Tips and Gifts

In his podcast, Akimbo, Seth Godin teaches us how to adopt a posture of possibility, change the culture, and choose to make a difference. Here are my takeaways from the episode.

  • Why do we tip, especially at restaurants in the US? We tip because it is not only a cultural thing to do, but also a status lever. We tip twenty percent because it is worth at least twenty-five percent for us to do that. The story we tell ourselves is that it is worth the status that we gain when we are dining with the people we are seeking to improve our status with.
  • Sylvia Bloom decided to give away eight million dollars to a charity that she was not an active part of. Why would someone do that and what motivates us to be generous? When some people donate and get a prominent asset named after themselves millions of dollars, they are doing it not just because they want to help but also because their status goes up. Both cases show what is being purchased is a story that we tell ourselves. It is a story about the impact that we can make about our relationship with other people. It also can be a story about power, status, belonging, our parents, or about our children.
  • There are two lessons that nonprofit leaders can take away from this examination of tipping. The first one is that “people like us do things like this” is the definition of culture. It establishes a cultural standard. With cultural standard, it indicates either someone is one of us or is falling behind. The second thing is that raising money is a service. It is a service because we cannot force someone to do it, but we can open the door for them to contribute.

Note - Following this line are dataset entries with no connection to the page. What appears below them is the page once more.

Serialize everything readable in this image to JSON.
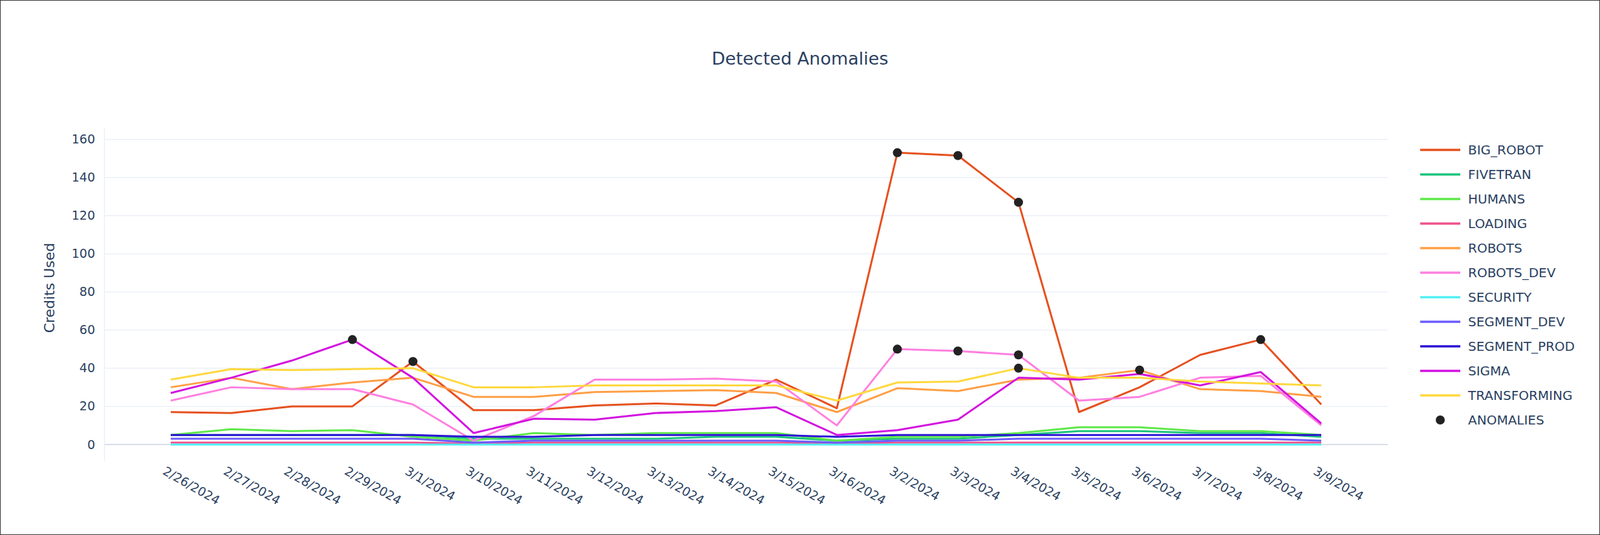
{
  "chart_data": {
    "type": "line",
    "title": "Detected Anomalies",
    "y_label": "Credits Used",
    "categories": [
      "2/26/2024",
      "2/27/2024",
      "2/28/2024",
      "2/29/2024",
      "3/1/2024",
      "3/10/2024",
      "3/11/2024",
      "3/12/2024",
      "3/13/2024",
      "3/14/2024",
      "3/15/2024",
      "3/16/2024",
      "3/2/2024",
      "3/3/2024",
      "3/4/2024",
      "3/5/2024",
      "3/6/2024",
      "3/7/2024",
      "3/8/2024",
      "3/9/2024"
    ],
    "series": [
      {
        "name": "BIG_ROBOT",
        "color": "#e6501e",
        "values": [
          17,
          16.5,
          20,
          20,
          43.5,
          18,
          18,
          20.5,
          21.5,
          20.5,
          34,
          19,
          153,
          151.5,
          127,
          17,
          30,
          47,
          55,
          21
        ]
      },
      {
        "name": "FIVETRAN",
        "color": "#1bc47d",
        "values": [
          5,
          5,
          5,
          5,
          5,
          3,
          3,
          3,
          3,
          4,
          4,
          2,
          3,
          3,
          5,
          7,
          7,
          6,
          6,
          4
        ]
      },
      {
        "name": "HUMANS",
        "color": "#5ee84a",
        "values": [
          5,
          8,
          7,
          7.5,
          4,
          2,
          6,
          5,
          6,
          6,
          6,
          2,
          4,
          4,
          6,
          9,
          9,
          7,
          7,
          5
        ]
      },
      {
        "name": "LOADING",
        "color": "#f0508c",
        "values": [
          1,
          1,
          1,
          1,
          1,
          0.5,
          1,
          1,
          1,
          1,
          1,
          0.5,
          1,
          1,
          1,
          1,
          1,
          1,
          1,
          1
        ]
      },
      {
        "name": "ROBOTS",
        "color": "#ff9f45",
        "values": [
          30,
          35,
          29,
          32.5,
          35,
          25,
          25,
          27.5,
          28,
          28.5,
          27,
          17,
          29.5,
          28,
          34,
          35,
          39,
          29,
          28,
          25
        ]
      },
      {
        "name": "ROBOTS_DEV",
        "color": "#ff7fe0",
        "values": [
          23,
          30,
          29,
          29,
          21,
          2,
          15,
          34,
          34,
          34.5,
          33,
          10,
          50,
          49,
          47,
          23,
          25,
          35,
          36,
          10
        ]
      },
      {
        "name": "SECURITY",
        "color": "#4ff0f5",
        "values": [
          0,
          0,
          0,
          0,
          0,
          0,
          0,
          0,
          0,
          0,
          0,
          0,
          0,
          0,
          0,
          0,
          0,
          0,
          0,
          0
        ]
      },
      {
        "name": "SEGMENT_DEV",
        "color": "#6a5cff",
        "values": [
          3,
          3,
          3,
          3,
          3,
          1,
          2,
          2,
          2,
          2,
          2,
          1,
          2,
          2,
          3,
          3,
          3,
          3,
          3,
          2
        ]
      },
      {
        "name": "SEGMENT_PROD",
        "color": "#2b12d6",
        "values": [
          5,
          5,
          5,
          5,
          5,
          4,
          4,
          5,
          5,
          5,
          5,
          4,
          5,
          5,
          5,
          5,
          5,
          5,
          5,
          5
        ]
      },
      {
        "name": "SIGMA",
        "color": "#d313e0",
        "values": [
          27,
          35,
          44,
          55,
          35,
          6,
          13.5,
          13,
          16.5,
          17.5,
          19.5,
          5,
          7.5,
          13,
          35,
          34,
          37,
          31,
          38,
          11
        ]
      },
      {
        "name": "TRANSFORMING",
        "color": "#ffd83d",
        "values": [
          34,
          39.5,
          39,
          39.5,
          40,
          30,
          30,
          31,
          31,
          31,
          31,
          23,
          32.5,
          33,
          40,
          35,
          35,
          33,
          32,
          31
        ]
      },
      {
        "name": "ANOMALIES",
        "color": "#222222",
        "type": "scatter",
        "marker": "circle",
        "x": [
          "2/29/2024",
          "3/1/2024",
          "3/2/2024",
          "3/2/2024",
          "3/3/2024",
          "3/3/2024",
          "3/4/2024",
          "3/4/2024",
          "3/4/2024",
          "3/6/2024",
          "3/8/2024"
        ],
        "values": [
          55,
          43.5,
          153,
          50,
          151.5,
          49,
          127,
          47,
          40,
          39,
          55
        ]
      }
    ],
    "ylim": [
      -8.5,
      166
    ],
    "yticks": [
      0,
      20,
      40,
      60,
      80,
      100,
      120,
      140,
      160
    ],
    "grid": true,
    "legend": "right"
  }
}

  • When we think about tipping, we should be mindful that tipping in restaurant creates problems for equity and professionalism reasons. That person, whether at the table or in the kitchen, deserves the same dignity of knowing that they did a good job simply because they could. Their paychecks should not depend on the luck someone happens to leave an extra big tip. Those folks are professionals like us, and they deserve a living wage that we can give them. If we understand that, we do not have to put on the status show every time we go out for lunch or dinner.
  • Tipping helps us see that everyone tells ourselves the story on whatever we are doing. It is all about telling ourselves a story of what is it for, who is it for, and what difference are we, people like us, seeking to make?

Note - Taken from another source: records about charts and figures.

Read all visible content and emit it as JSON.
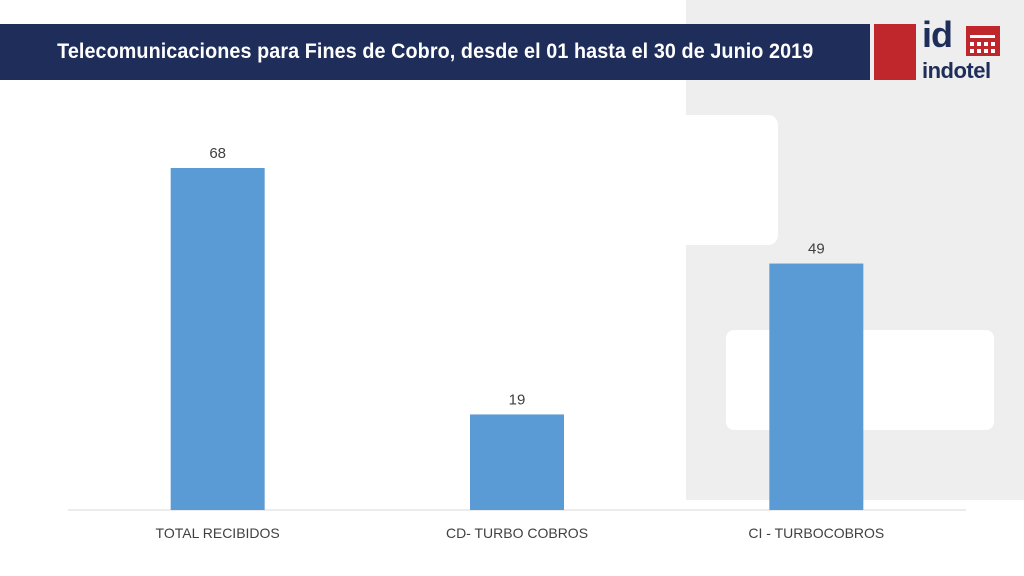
{
  "header": {
    "title": "Telecomunicaciones para Fines de Cobro, desde el 01 hasta el 30 de Junio 2019"
  },
  "logo": {
    "mark": "id",
    "name": "indotel"
  },
  "colors": {
    "title_bg": "#1e2d5a",
    "bar": "#5b9bd5",
    "brand_red": "#c0272d"
  },
  "chart_data": {
    "type": "bar",
    "title": "Telecomunicaciones para Fines de Cobro, desde el 01 hasta el 30 de Junio 2019",
    "categories": [
      "TOTAL RECIBIDOS",
      "CD- TURBO COBROS",
      "CI - TURBOCOBROS"
    ],
    "values": [
      68,
      19,
      49
    ],
    "xlabel": "",
    "ylabel": "",
    "ylim": [
      0,
      68
    ],
    "grid": false,
    "legend": "none"
  }
}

  • Culture can be hard to change because the status quo is good at fighting change. Many people have come along and tried to change the culture and failed. Most people go the easy route, so that is why the status quo exists for a long time. So what we need to do is to figure out if we have got a chance to earn people’s enrollment. Change requires us to intentionally create tension, the tension between the status quo and the possibility of better. It is a complicated process, and it is called marketing.
  • Marketing is not the simple act of advertising. Marketing is the act of causing a change to happen, not to everyone but to a small group of people, people who are eager for something different. Each of us can either ratchet things down, which is selfish, or ratchet things up to create something that we can be proud of.